Cette ambivalence trouve écho dans une étrange confusion produite entre la réalité et le langage. Souvent, en effet, les mots prennent ici place parmi les choses : « Une voix [...] marche avec les oiseaux au-dessus du mot vert, / Au-dessus du grand pré [..] ». Parfois, ils paraissent ne référer qu'à eux-mêmes, dans des formules tautologiques comme en emploie aussi Jacques Izoard : « [...] rose dans la rose / Ou montagne dans la montagne », « Que la lumière soit enfin / Dans la lumière ! » Cette présence du langage servirait-elle à résoudre la question du rien et du vide ? « Là / Où se croisent peut-être la parole / Et l'éternité retrouvées, / Là, / Au centre de personne, / Au centre de nulle part », écrit Yves Namur en faisant référence, cette fois, à Rimbaud. La parole (poétique ?) serait donc à chercher au centre de l'absence, c'est-à-dire, sans doute dans l'indicible. Un autre passage semble confirmer cette hypothèse : « Entre les deux [penser et ne pas penser] / Se tient peut-être un long silence, / Et cette part infime / De celui qui se cherche encore dans le poème. »... Le prudent « Peut-être » que contient ce vers montre qu'à priori, Yves Namur se méfie des solutions et préfère en rester aux questions : « Et moi, / Poète qui n'ai réponse à rien [...] », avoue-t-il dans le dernier texte du recueil. Mais si l'auteur fait vœu de modestie, ses poèmes, parfois, se montrent plus ambitieux que lui. Sans l'air d'y toucher, ils donnent ça et là des réponses qui surprennent le lecteur et qui donnent une nouvelle portée à la problématique de l'indicible. A deux reprises, en effet, une leçon clôt une section du recueil : « Seule une rose peut faire grandir un poème / Et le cœur d'un homme » et « Seul importe vraiment le regard du dedans ». N'allons pas croire que la rose soit ici un motif inoffensif, car il arrive qu'elle soit comparée à un symbole à la tonalité extrêmement grave : à des « cendres / Qui se souviendraient encore de l'étoile jaune. » Inutile d'épiloguer ici longuement sur la célèbre formule selon laquelle toute poésie est impossible après Auschwitz.
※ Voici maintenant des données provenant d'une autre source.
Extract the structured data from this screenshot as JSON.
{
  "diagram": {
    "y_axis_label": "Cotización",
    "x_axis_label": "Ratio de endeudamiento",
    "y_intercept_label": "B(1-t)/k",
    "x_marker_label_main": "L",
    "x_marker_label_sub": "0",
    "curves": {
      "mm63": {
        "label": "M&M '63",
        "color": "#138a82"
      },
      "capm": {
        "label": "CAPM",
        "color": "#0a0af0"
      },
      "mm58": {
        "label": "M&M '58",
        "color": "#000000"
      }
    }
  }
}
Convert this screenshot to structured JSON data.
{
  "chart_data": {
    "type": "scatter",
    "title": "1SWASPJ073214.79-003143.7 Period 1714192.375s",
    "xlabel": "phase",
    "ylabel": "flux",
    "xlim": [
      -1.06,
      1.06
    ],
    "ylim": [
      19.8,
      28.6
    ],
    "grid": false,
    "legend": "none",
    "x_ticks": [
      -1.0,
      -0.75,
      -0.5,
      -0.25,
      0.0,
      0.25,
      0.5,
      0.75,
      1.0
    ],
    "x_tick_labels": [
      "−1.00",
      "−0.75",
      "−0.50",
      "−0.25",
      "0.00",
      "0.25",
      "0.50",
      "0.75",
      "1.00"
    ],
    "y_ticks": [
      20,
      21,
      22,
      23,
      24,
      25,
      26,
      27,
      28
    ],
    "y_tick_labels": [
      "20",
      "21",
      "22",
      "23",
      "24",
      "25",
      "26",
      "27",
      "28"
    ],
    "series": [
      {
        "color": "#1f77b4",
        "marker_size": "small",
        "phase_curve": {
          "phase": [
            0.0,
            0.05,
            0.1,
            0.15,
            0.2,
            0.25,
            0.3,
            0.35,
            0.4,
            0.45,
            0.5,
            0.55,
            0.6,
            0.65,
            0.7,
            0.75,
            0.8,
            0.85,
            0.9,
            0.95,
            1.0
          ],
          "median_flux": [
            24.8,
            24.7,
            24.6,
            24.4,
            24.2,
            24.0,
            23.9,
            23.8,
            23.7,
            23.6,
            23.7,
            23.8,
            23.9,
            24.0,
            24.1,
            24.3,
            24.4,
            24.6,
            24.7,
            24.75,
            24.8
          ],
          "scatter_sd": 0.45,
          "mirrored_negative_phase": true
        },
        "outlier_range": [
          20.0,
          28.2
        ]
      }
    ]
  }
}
Soulignons seulement qu'Yves Namur tend à prouver exactement le contraire : parce que, plus que toute autre forme d'expression écrite, elle est capable d'éviter les significations arrêtées, figées, écrasantes, qu'elle sait, justement, presque dire l'indicible, la poésie permettrait d'évoquer ce qui n'aurait pas dû avoir lieu.